Here in Denver, and around Colorado, senior photos are a right of passage. It’s an important way we mark the passing from childhood to adulthood. Both young men and young women want the senior photo experience – it’s a time-honored tradition and a ritual of growing up. And be honest, most parents had some version of the senior photo experience themselves. Rather than suggesting that senior portraiture is a thing for girls, I want to celebrate that time when young men are almost at their finest, their strongest, before the physical and figurative lines and crevices of adulthood begin to remove the last traces of innocence on young faces.
We need to talk to our kids, our sons, about why senior photos are so important to us and to them. Be honest, share with them that we, as parents, want to hold onto their youth, their childhood, even as we support them in their transition to adulthood. Their senior photos mark the end of an era, the end of school pictures, the end of us documenting every last thing they do. Senior photos are the celebration of our kids’ youth but also of the end of childhood. Their senior photos will not be the ugly, blue background photos of elementary school or the school ID mugshot, they’re an artistic portrait of a Young Adult – a representation of a person and a personality.

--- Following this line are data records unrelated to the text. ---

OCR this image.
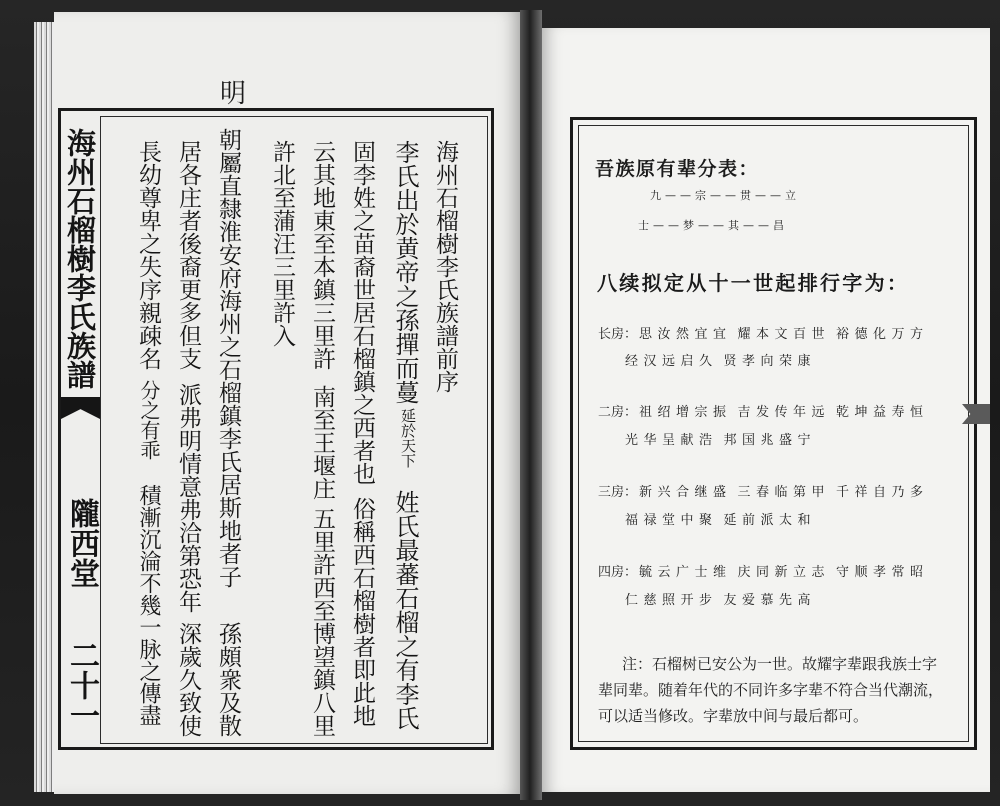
明
海州石榴樹李氏族譜
隴西堂
二十一
海州石榴樹李氏族譜前序
李氏出於黄帝之孫撣而蔓
延於天下
姓氏最蕃石榴之有李氏
固李姓之苗裔世居石榴鎮之西者也
俗稱西石榴樹者即此地
云其地東至本鎮三里許
南至王堰庄
五里許西至博望鎮八里
許北至蒲汪三里許入
朝屬直隸淮安府海州之石榴鎮李氏居斯地者子
孫頗衆及散
居各庄者後裔更多但支
派弗明情意弗洽第恐年
深歲久致使
長幼尊卑之失序親疎名
分之有乖
積漸沉淪不幾一脉之傳盡
吾族原有辈分表：
九——宗——贯——立
士——梦——其——昌
八续拟定从十一世起排行字为：
长房： 思汝然宜宜 耀本文百世 裕德化万方
经汉远启久 贤孝向荣康
二房： 祖绍增宗振 吉发传年远 乾坤益寿恒
光华呈献浩 邦国兆盛宁
三房： 新兴合继盛 三春临第甲 千祥自乃多
福禄堂中聚 延前派太和
四房： 毓云广士维 庆同新立志 守顺孝常昭
仁慈照开步 友爱慕先高
注：石榴树已安公为一世。故耀字辈跟我族士字
辈同辈。随着年代的不同许多字辈不符合当代潮流，
可以适当修改。字辈放中间与最后都可。
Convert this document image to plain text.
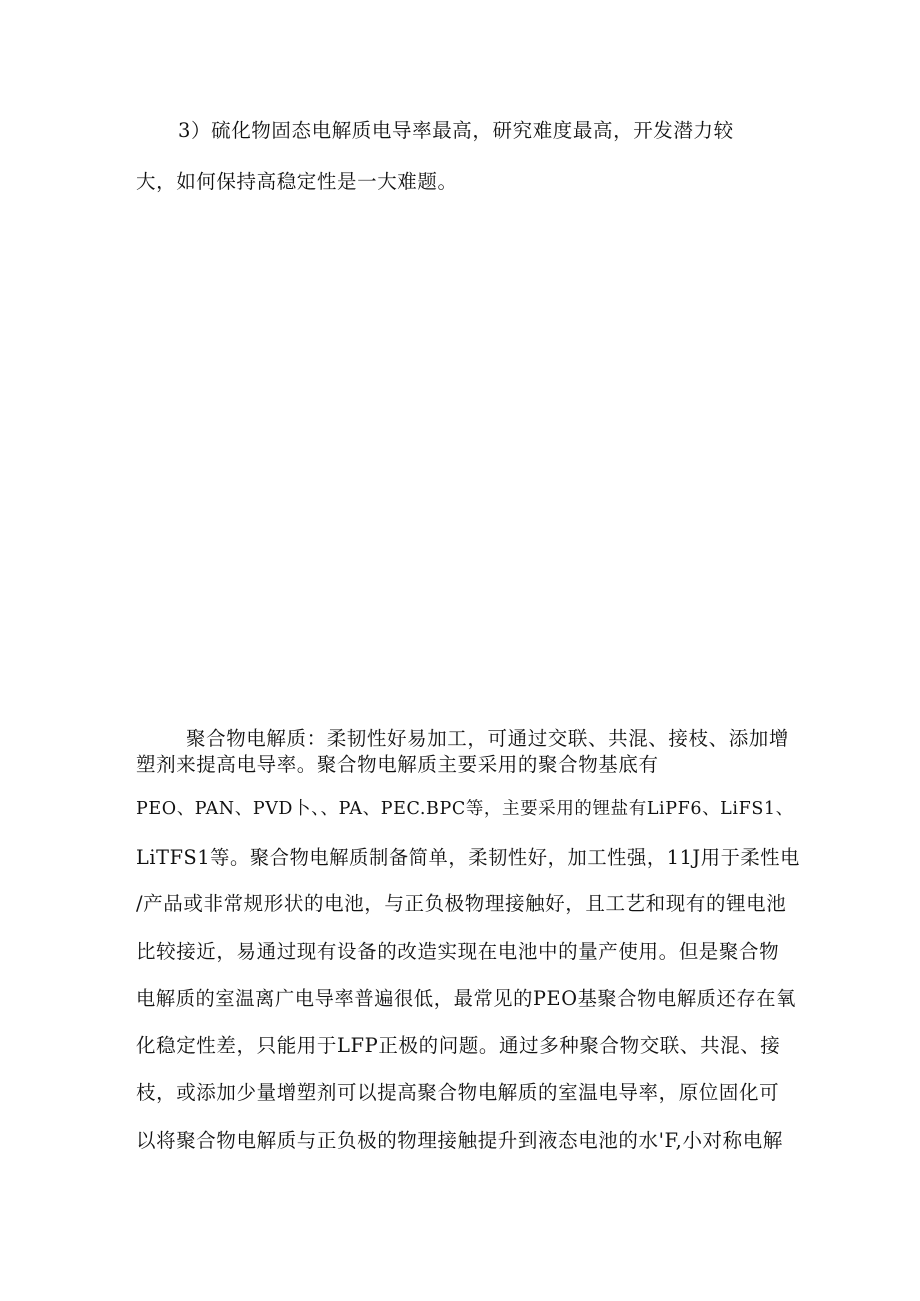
3）硫化物固态电解质电导率最高，研究难度最高，开发潜力较
大，如何保持高稳定性是一大难题。
聚合物电解质：柔韧性好易加工，可通过交联、共混、接枝、添加增
塑剂来提高电导率。聚合物电解质主要采用的聚合物基底有
PEO、PAN、PVD卜、、PA、PEC.BPC等，主要采用的锂盐有LiPF6、LiFS1、
LiTFS1等。聚合物电解质制备简单，柔韧性好，加工性强，11J用于柔性电
/产品或非常规形状的电池，与正负极物理接触好，且工艺和现有的锂电池
比较接近，易通过现有设备的改造实现在电池中的量产使用。但是聚合物
电解质的室温离广电导率普遍很低，最常见的PEO基聚合物电解质还存在氧
化稳定性差，只能用于LFP正极的问题。通过多种聚合物交联、共混、接
枝，或添加少量增塑剂可以提高聚合物电解质的室温电导率，原位固化可
以将聚合物电解质与正负极的物理接触提升到液态电池的水'F,小对称电解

When I hear parents wrestling with the idea of spending the money on their son’s senior photo experience, I am always surprised when they want just a quick photo for the yearbook. So many parents wouldn’t think twice about investing in a portrait experience for their daughters, yet with sons it’s often described as a matter of expediency and ease. A quick photo for the yearbook can be done easily, but a portrait session is about having all the attention on you, allowing your son enough time with his portrait artist to capture his essence, to tell his personal and unique story. Senior photography is when we honor a kid in a very individualized event, and celebrate him with portraits we will keep and share forever. I urge parents not to overlook this special moment for your sons, and this special gift for yourself that you will cherish forever.